Obviously, these kind of features are pretty advanced. I really appreciate you asking the community for some feedback. I hope that after uGUI you might work on integrating TNET into Unity. Although I have a feeling that keeping up with community requests and bugs is going to be a full-time job. :D

57
NGUI 3 Support / Re: Sprite atlases contain lots of empty space!
« on: October 16, 2013, 12:25:35 PM »
It does, but you should be able to us the built-in packing solution instead of Unity's solution. If you go to the Atlas Maker there is a checkbox for Use Unity Packer, just make sure that isn't checked.

58
NGUI 3 Support / Re: UITextures becoming UISprites?
« on: October 10, 2013, 08:10:38 AM »
That definitely helps! I think the biggest problem is that I was hoping to use the same name for the larger-sized resource in addition to the sprite name for the atlased version. I'll have to add a suffix to the big image loading so that it doesn't think that the images are the same as the ones located in the atlas. Thanks for your omniscient help ArenMook and Nicki. :)

59
NGUI 3 Support / Re: Custom shaders clipping UITexture
« on: October 10, 2013, 08:07:22 AM »
Hi ArenMook,

Thanks for the reply. I looked into the process that you described and came up with the following code:

  1. public MeshFilter MeshData;
  2.         public override void OnFill (BetterList<Vector3> verts, BetterList<Vector2> uvs, BetterList<Color32> cols) {
  3.                 Color colF = color;
  4.                 colF.a *= mPanel.alpha;
  5.                 Color32 col = premultipliedAlpha ? NGUITools.ApplyPMA(colF) : colF;
  6.  
  7.                 MeshData.sharedMesh.GetIndices(0);
  8.  
  9.                 Vector3[] meshVerts = MeshData.sharedMesh.vertices;
  10.                 Vector2[] meshUVs = MeshData.sharedMesh.uv;
  11.                 for(int i = 0; i < meshVerts.Length; i++) {
  12.                         verts.Add(meshVerts[i]);
  13.                         uvs.Add(meshUVs[i]);
  14.                         cols.Add(col);
  15.                 }
  16.         }
  17.  

However, I found 2 problems.
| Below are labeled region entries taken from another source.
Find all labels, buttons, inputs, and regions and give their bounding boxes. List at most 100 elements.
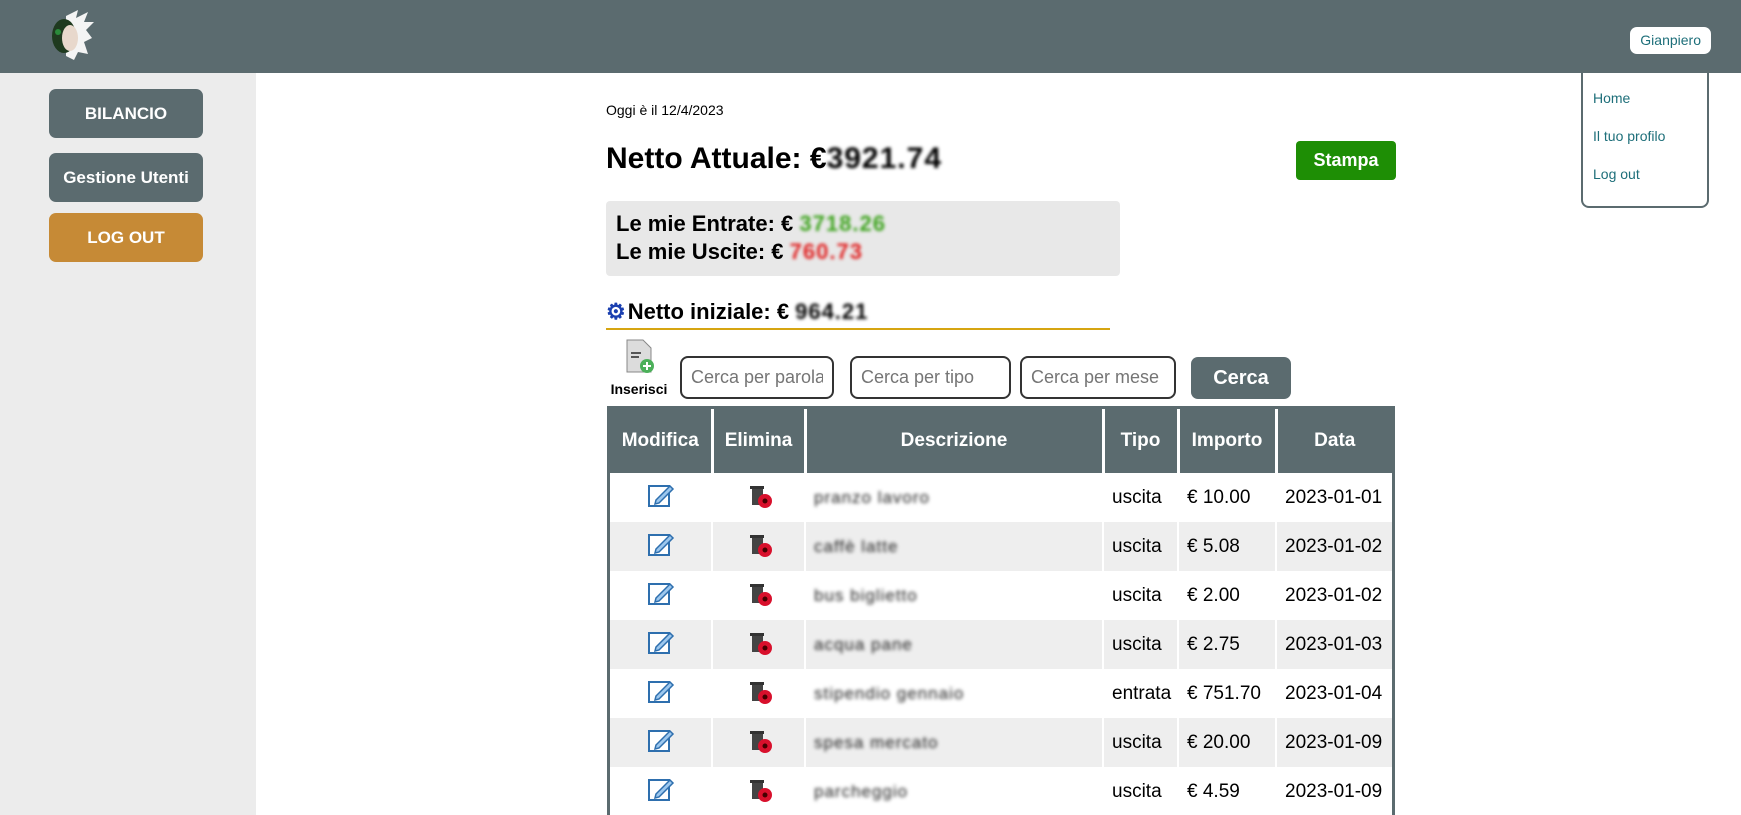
description-text: parcheggio	[814, 781, 909, 801]
delete-icon[interactable]	[744, 627, 774, 663]
column-header-importo: Importo	[1178, 409, 1278, 473]
menu-item-profile[interactable]: Il tuo profilo	[1583, 125, 1707, 163]
edit-icon[interactable]	[646, 627, 676, 663]
delete-cell	[712, 473, 806, 522]
description-cell: acqua pane	[805, 620, 1104, 669]
description-cell: stipendio gennaio	[805, 669, 1104, 718]
description-cell: bus biglietto	[805, 571, 1104, 620]
edit-cell	[610, 473, 713, 522]
column-header-descrizione: Descrizione	[805, 409, 1105, 473]
delete-cell	[712, 571, 806, 620]
amount-cell: € 10.00	[1178, 473, 1277, 522]
column-header-modifica: Modifica	[610, 409, 714, 473]
sidebar-item-bilancio[interactable]: BILANCIO	[49, 89, 203, 138]
sidebar: BILANCIO Gestione Utenti LOG OUT	[0, 73, 256, 815]
insert-label: Inserisci	[610, 381, 668, 397]
initial-net-label: Netto iniziale: €	[627, 298, 790, 324]
description-text: spesa mercato	[814, 732, 939, 752]
edit-cell	[610, 571, 713, 620]
type-cell: uscita	[1103, 571, 1179, 620]
type-cell: uscita	[1103, 522, 1179, 571]
description-cell: pranzo lavoro	[805, 473, 1104, 522]
table-row: parcheggio uscita € 4.59 2023-01-09	[610, 767, 1392, 815]
today-date: Oggi è il 12/4/2023	[606, 102, 724, 118]
top-bar: Gianpiero	[0, 0, 1741, 73]
description-cell: parcheggio	[805, 767, 1104, 815]
column-header-elimina: Elimina	[712, 409, 807, 473]
edit-icon[interactable]	[646, 725, 676, 761]
column-header-tipo: Tipo	[1103, 409, 1180, 473]
expense-label: Le mie Uscite: €	[616, 239, 784, 264]
insert-button[interactable]: Inserisci	[606, 338, 672, 397]
description-cell: spesa mercato	[805, 718, 1104, 767]
print-button[interactable]: Stampa	[1296, 141, 1396, 180]
transactions-table: Modifica Elimina Descrizione Tipo Import…	[607, 406, 1395, 815]
description-text: acqua pane	[814, 634, 913, 654]
table-row: acqua pane uscita € 2.75 2023-01-03	[610, 620, 1392, 669]
date-cell: 2023-01-09	[1276, 718, 1392, 767]
edit-cell	[610, 522, 713, 571]
type-cell: uscita	[1103, 473, 1179, 522]
amount-cell: € 2.75	[1178, 620, 1277, 669]
sidebar-item-logout[interactable]: LOG OUT	[49, 213, 203, 262]
gear-icon[interactable]: ⚙	[606, 299, 626, 325]
add-document-icon	[626, 339, 654, 373]
search-month-input[interactable]	[1020, 356, 1176, 399]
date-cell: 2023-01-02	[1276, 571, 1392, 620]
description-text: stipendio gennaio	[814, 683, 965, 703]
sidebar-item-gestione-utenti[interactable]: Gestione Utenti	[49, 153, 203, 202]
table-row: bus biglietto uscita € 2.00 2023-01-02	[610, 571, 1392, 620]
user-menu-button[interactable]: Gianpiero	[1630, 27, 1711, 54]
edit-cell	[610, 767, 713, 815]
current-net-value: 3921.74	[826, 142, 943, 175]
edit-cell	[610, 620, 713, 669]
delete-cell	[712, 718, 806, 767]
current-net-title: Netto Attuale: € 3921.74	[606, 142, 942, 176]
amount-cell: € 5.08	[1178, 522, 1277, 571]
delete-icon[interactable]	[744, 480, 774, 516]
logo-icon[interactable]	[48, 8, 98, 62]
table-row: stipendio gennaio entrata € 751.70 2023-01-…	[610, 669, 1392, 718]
delete-icon[interactable]	[744, 725, 774, 761]
delete-icon[interactable]	[744, 676, 774, 712]
current-net-label: Netto Attuale: €	[606, 142, 827, 175]
type-cell: uscita	[1103, 718, 1179, 767]
type-cell: entrata	[1103, 669, 1179, 718]
delete-icon[interactable]	[744, 578, 774, 614]
table-row: pranzo lavoro uscita € 10.00 2023-01-01	[610, 473, 1392, 522]
description-text: caffè latte	[814, 536, 899, 556]
edit-icon[interactable]	[646, 774, 676, 810]
search-button[interactable]: Cerca	[1191, 357, 1291, 399]
menu-item-logout[interactable]: Log out	[1583, 163, 1707, 201]
delete-icon[interactable]	[744, 529, 774, 565]
edit-icon[interactable]	[646, 480, 676, 516]
date-cell: 2023-01-02	[1276, 522, 1392, 571]
menu-item-home[interactable]: Home	[1583, 87, 1707, 125]
income-label: Le mie Entrate: €	[616, 211, 794, 236]
delete-cell	[712, 669, 806, 718]
delete-icon[interactable]	[744, 774, 774, 810]
type-cell: uscita	[1103, 767, 1179, 815]
table-row: caffè latte uscita € 5.08 2023-01-02	[610, 522, 1392, 571]
search-type-input[interactable]	[850, 356, 1011, 399]
column-header-data: Data	[1276, 409, 1392, 473]
user-dropdown-menu: Home Il tuo profilo Log out	[1581, 73, 1709, 208]
description-text: pranzo lavoro	[814, 487, 931, 507]
description-text: bus biglietto	[814, 585, 918, 605]
amount-cell: € 20.00	[1178, 718, 1277, 767]
amount-cell: € 4.59	[1178, 767, 1277, 815]
income-expense-summary: Le mie Entrate: € 3718.26 Le mie Uscite:…	[606, 201, 1120, 276]
edit-cell	[610, 669, 713, 718]
delete-cell	[712, 522, 806, 571]
initial-net-value: 964.21	[795, 298, 869, 324]
table-row: spesa mercato uscita € 20.00 2023-01-09	[610, 718, 1392, 767]
type-cell: uscita	[1103, 620, 1179, 669]
edit-cell	[610, 718, 713, 767]
search-word-input[interactable]	[680, 356, 834, 399]
edit-icon[interactable]	[646, 676, 676, 712]
date-cell: 2023-01-09	[1276, 767, 1392, 815]
description-cell: caffè latte	[805, 522, 1104, 571]
edit-icon[interactable]	[646, 529, 676, 565]
date-cell: 2023-01-03	[1276, 620, 1392, 669]
edit-icon[interactable]	[646, 578, 676, 614]
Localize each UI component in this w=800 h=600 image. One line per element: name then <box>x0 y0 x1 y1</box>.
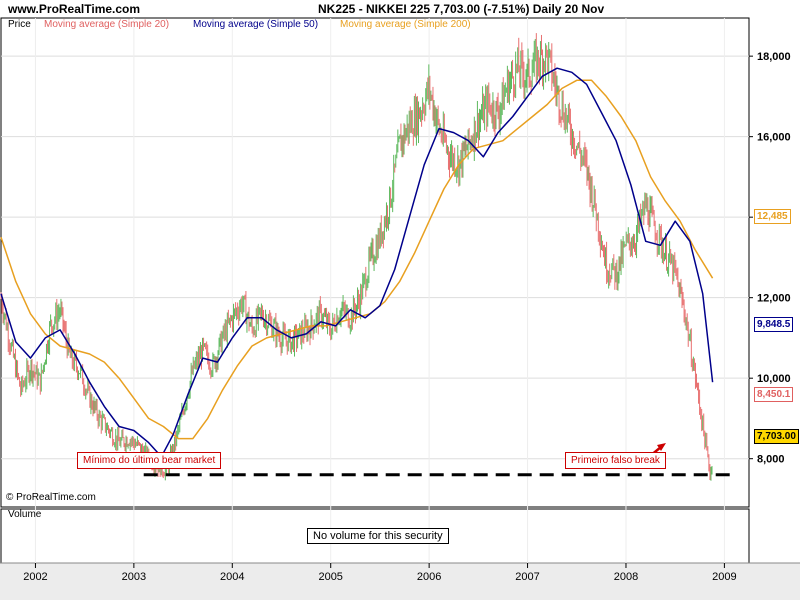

One was trying to get the mesh data as a triangle strip (as I assume that is the topology that you're using). It appeared correctly, but I ended up finding that there was rendering issues (some of the triangles were at the right depth some of them were not). The other problem that I ran across was in the UIDrawCall.Set method where it expects only quads to render. Am I understanding the code correctly there?

60
NGUI 3 Support / UITextures becoming UISprites?
« on: October 09, 2013, 01:43:36 PM »
I'm encountering a weird inconsistent bug and it appears that UITextures are changing into UISprites for some reason which is causing null references to the UITexture. I've only noticed this post 3.0? I've tried to replicate, but I'm not sure what is happening. Is there any reason why the code would be replaced as a UISprite like that? Can anyone else corroborate this issue and see if maybe we can track it down?

Edit: I know that it is not post is not helpful from a technical support perspective until I have repeatable steps. I'm just curious if other have noticed this before I really dig in to try to track this down.